4.  Not separating the utility meters

Homeowners get shocked when they came to know the price of installing separate meters for their ADUs. The price can be $2000 or even more than $5000 for one electric meter.
But it appears reasonable to invest money now so that the residents can pay their bills in the future. Here are a few reasons :

  • First, rates of electricity are tiered. homeowners who don’t install separate utility meters have two houses using electricity on one bill. That leads to an expensive tier because of high electricity usage.
  • Secondly, homeowners who add bills to the rent are at a loss because it is difficult to interpret how much utilities of your tenants will cost and ask for rent that will cover it.

People understand this during the difficult times of pandemics. Everyone was doing their job from home so the electricity bills went up, and homeowners whose ADU rents involved bills had to bear those prices. There are chances that Remote working will stay for long, so your ADU tenants will be using utilities day and night. It would be perfect if they pay their utility bills.

It’s right that many homeowners put solar panels on ADUs which can lower their electricity bills. But nobody knows about the future of utilities including electricity, water, and gas.
ADUs are the best and long-term investment units. If you wish to rent your ADU then install a separate utility meter as it will save thousands of dollars in the future.

5. Not optimizing wet walls

ADU design professionals are aware that the most cost-effective way to design plumbing in an ADU is to install a bathroom, kitchen, and washer on the same wall. Of course, they lie on different sides of the wall. It is the only wall that has all the pipes.

Sewer and fresh water pipelines rise through the foundation under the wet wall. Having only one wall saves on channeling and also the special waterproofing materials needed for plumbing walls. If it is all along a single wall, it will be easy and affordable to access the plumbing for repairs later.

6. Complex roof lines

If the roof lines of your ADU are unique, it leads to expensive ADU. Roofs are kept up by a wooden support system known as trusses or rafters. Prefabricated trusses are used to build standard roofs, such as gable, hip, or shed roofs. These trusses are cheaper than site-built rafters. Most prefabricated trusses are stronger.

Rafters are customized and used to build unusual roof lines, which tends to increase the labor salary. Experts say that the cost of using prefab trusses is 30%-50% lower than building traditional rafters on site. Roofing with many angles is also more pricy than installing a simple roof.

7. Hiring a general contractor who has no experience

We know that hiring a general contractor that offers lower rates is tempting, but think that are you really saving your money? Be careful of appointing the one who gives you an extremely low price compared to what you received. It can indicate that they are unlicensed or have no experience in their field.

Remember!
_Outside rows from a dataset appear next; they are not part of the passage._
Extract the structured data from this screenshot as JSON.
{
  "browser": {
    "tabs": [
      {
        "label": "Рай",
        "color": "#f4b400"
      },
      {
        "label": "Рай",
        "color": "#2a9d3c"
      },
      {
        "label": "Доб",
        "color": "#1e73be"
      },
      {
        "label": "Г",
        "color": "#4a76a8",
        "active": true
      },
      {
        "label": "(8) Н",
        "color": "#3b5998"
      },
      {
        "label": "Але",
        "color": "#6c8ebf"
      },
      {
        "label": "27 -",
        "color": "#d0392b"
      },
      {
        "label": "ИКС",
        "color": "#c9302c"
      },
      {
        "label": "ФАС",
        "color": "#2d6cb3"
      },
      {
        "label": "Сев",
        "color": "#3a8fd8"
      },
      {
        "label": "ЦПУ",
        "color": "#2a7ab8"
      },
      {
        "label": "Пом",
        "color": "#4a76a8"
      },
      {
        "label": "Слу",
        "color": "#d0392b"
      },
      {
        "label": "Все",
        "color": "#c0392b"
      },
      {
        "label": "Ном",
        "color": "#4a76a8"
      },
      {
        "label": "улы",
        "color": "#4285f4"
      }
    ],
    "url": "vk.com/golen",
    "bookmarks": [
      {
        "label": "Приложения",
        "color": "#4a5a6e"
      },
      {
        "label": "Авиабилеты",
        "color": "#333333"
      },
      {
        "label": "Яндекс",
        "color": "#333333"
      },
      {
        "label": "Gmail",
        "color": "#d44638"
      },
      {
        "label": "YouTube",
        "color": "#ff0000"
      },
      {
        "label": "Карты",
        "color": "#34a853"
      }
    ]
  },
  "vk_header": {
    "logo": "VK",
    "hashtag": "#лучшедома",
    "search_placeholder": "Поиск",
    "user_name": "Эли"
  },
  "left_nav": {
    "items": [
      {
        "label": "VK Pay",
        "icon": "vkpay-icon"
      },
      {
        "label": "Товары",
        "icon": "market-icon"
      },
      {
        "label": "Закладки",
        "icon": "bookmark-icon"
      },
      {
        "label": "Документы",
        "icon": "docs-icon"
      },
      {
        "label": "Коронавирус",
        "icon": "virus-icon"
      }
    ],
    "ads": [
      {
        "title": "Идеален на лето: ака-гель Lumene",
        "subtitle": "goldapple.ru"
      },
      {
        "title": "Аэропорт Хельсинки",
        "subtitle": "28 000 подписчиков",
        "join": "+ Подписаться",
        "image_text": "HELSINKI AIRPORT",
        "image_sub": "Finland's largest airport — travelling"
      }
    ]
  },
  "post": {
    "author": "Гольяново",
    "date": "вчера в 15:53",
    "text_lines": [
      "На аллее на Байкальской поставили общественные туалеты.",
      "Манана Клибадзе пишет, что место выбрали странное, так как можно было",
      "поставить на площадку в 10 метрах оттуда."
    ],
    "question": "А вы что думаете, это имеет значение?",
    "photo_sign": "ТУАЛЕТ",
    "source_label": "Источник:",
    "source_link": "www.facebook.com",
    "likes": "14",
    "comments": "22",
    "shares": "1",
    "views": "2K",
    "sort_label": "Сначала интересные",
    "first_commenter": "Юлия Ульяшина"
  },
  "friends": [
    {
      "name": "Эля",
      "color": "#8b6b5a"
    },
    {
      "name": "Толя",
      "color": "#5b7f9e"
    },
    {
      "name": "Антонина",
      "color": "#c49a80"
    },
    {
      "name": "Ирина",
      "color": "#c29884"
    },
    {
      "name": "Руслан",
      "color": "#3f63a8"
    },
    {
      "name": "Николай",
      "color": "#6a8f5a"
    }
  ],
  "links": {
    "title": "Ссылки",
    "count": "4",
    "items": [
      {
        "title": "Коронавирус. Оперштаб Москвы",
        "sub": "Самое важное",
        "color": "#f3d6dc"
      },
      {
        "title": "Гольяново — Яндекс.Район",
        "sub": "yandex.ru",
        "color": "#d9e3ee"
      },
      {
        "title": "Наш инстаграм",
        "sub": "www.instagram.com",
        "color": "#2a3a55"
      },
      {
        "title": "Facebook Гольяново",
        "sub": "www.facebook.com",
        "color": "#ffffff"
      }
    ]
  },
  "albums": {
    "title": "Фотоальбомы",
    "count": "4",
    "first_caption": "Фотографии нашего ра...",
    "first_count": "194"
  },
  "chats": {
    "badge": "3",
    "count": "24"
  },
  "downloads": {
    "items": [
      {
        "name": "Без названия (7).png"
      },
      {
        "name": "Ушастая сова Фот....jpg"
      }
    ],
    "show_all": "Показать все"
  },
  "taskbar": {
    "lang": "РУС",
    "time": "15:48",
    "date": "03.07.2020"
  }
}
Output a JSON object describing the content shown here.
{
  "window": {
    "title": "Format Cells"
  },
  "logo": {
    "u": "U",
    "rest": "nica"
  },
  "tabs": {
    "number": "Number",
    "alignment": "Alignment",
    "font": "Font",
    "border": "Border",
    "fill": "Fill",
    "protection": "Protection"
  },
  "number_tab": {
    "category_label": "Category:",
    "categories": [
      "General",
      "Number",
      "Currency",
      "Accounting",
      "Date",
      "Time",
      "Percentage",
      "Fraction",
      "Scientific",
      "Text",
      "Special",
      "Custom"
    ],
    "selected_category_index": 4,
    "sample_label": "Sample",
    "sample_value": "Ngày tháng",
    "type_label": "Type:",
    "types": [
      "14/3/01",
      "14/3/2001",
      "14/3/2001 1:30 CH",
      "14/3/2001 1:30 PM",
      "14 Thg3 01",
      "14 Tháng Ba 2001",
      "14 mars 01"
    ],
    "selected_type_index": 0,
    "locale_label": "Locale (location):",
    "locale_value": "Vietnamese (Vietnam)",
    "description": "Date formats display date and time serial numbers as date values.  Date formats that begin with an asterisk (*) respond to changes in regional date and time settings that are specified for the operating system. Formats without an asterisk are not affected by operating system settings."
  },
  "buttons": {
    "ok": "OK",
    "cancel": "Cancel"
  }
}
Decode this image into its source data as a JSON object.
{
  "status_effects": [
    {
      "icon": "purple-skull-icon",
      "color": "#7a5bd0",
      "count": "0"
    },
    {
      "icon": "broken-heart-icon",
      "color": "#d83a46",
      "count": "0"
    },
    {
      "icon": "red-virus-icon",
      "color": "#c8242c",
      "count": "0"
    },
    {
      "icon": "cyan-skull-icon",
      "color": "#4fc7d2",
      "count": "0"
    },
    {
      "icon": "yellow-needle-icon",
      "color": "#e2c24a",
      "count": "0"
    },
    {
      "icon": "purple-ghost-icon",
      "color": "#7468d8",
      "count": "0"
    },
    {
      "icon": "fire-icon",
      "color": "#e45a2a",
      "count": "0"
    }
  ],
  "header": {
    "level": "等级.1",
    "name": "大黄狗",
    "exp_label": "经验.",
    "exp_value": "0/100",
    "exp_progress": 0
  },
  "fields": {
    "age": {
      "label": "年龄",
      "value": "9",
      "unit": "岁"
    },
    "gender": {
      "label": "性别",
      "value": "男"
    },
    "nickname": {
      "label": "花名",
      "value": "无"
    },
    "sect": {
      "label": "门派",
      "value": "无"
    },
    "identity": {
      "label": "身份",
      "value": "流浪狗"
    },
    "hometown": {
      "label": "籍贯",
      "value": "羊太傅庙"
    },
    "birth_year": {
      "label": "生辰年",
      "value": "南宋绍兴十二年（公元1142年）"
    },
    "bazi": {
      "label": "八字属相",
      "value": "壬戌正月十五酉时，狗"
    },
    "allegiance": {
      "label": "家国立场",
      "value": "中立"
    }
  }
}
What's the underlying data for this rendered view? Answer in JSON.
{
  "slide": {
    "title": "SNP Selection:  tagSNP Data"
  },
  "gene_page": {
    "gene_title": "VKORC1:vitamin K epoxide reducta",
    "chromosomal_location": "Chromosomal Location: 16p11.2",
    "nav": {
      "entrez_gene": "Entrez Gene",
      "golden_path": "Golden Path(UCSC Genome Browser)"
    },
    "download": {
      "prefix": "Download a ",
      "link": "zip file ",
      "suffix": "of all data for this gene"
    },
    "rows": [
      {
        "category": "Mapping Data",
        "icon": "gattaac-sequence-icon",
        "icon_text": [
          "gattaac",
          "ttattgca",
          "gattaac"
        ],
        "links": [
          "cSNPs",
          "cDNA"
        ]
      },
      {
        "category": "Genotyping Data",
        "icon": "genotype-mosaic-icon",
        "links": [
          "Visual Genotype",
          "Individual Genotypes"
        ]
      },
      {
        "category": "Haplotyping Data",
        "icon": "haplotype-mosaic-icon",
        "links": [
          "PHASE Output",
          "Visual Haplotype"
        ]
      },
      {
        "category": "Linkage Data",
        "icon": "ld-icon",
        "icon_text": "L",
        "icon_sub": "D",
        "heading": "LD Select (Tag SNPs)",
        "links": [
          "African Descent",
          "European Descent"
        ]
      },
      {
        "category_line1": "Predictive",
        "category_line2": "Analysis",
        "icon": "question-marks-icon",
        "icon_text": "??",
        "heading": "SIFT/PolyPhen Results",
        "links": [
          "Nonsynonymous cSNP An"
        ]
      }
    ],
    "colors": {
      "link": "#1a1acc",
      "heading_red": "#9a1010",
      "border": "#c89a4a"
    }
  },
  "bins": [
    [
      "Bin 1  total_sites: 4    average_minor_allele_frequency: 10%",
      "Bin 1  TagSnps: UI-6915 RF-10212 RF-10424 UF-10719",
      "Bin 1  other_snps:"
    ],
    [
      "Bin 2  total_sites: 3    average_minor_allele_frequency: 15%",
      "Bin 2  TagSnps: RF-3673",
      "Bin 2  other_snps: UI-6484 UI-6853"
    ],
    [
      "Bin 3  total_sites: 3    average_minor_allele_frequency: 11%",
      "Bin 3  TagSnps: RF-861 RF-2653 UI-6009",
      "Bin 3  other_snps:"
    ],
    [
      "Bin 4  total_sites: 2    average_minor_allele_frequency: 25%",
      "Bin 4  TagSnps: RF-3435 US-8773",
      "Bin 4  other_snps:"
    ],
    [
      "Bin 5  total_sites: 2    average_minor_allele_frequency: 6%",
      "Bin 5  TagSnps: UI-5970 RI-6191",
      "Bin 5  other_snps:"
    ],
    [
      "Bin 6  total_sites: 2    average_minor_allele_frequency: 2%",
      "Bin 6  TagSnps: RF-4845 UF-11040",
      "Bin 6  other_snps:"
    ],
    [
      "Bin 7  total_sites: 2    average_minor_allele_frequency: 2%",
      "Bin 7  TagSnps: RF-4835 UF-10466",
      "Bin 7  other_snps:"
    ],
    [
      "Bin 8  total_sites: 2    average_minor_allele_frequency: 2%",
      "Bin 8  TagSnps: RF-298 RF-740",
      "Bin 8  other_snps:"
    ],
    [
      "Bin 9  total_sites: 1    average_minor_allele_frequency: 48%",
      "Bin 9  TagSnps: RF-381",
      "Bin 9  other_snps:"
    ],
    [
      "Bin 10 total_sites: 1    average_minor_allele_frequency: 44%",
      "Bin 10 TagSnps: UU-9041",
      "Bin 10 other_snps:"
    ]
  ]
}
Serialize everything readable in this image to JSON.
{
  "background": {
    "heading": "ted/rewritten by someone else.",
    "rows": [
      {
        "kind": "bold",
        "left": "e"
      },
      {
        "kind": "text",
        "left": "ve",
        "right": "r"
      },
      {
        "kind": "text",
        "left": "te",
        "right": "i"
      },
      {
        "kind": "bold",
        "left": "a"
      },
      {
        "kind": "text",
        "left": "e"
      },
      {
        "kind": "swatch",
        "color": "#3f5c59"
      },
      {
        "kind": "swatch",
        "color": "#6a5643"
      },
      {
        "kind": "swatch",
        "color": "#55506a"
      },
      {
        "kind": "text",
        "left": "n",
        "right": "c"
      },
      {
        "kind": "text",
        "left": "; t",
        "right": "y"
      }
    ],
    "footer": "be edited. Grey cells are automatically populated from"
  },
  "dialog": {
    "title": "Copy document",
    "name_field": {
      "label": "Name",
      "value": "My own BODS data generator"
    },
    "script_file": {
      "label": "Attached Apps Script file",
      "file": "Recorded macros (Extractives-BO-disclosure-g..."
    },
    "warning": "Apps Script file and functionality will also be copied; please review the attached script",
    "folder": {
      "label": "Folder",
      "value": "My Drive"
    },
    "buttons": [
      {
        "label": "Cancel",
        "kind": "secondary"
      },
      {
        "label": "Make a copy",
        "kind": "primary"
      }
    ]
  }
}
It is not only renewing your kitchen model. It is a complete home where someone will live, so why do you compromise their comfort and safety just for saving just a few dollars? It can also cost you more in the long run.
If you hire an unlicensed contractor, it can result in shoddy workmanship, long build times, or in the worse case, hiring someone to escape with all your money while you are sitting in a dirty building site in your backyard. This has happened many times and we have seen it!

When it comes to releasing contractor licenses, many states do not mess around. Most states demand contractors to have experience of a few years, complete the process of submitting an application and obtain liability insurance. If you hire a fully licensed person, you don’t have to worry knowing they are appropriate for this job and you are safe.

Final thoughts:
This is why hiring suitable people to design and construct your ADU is so important.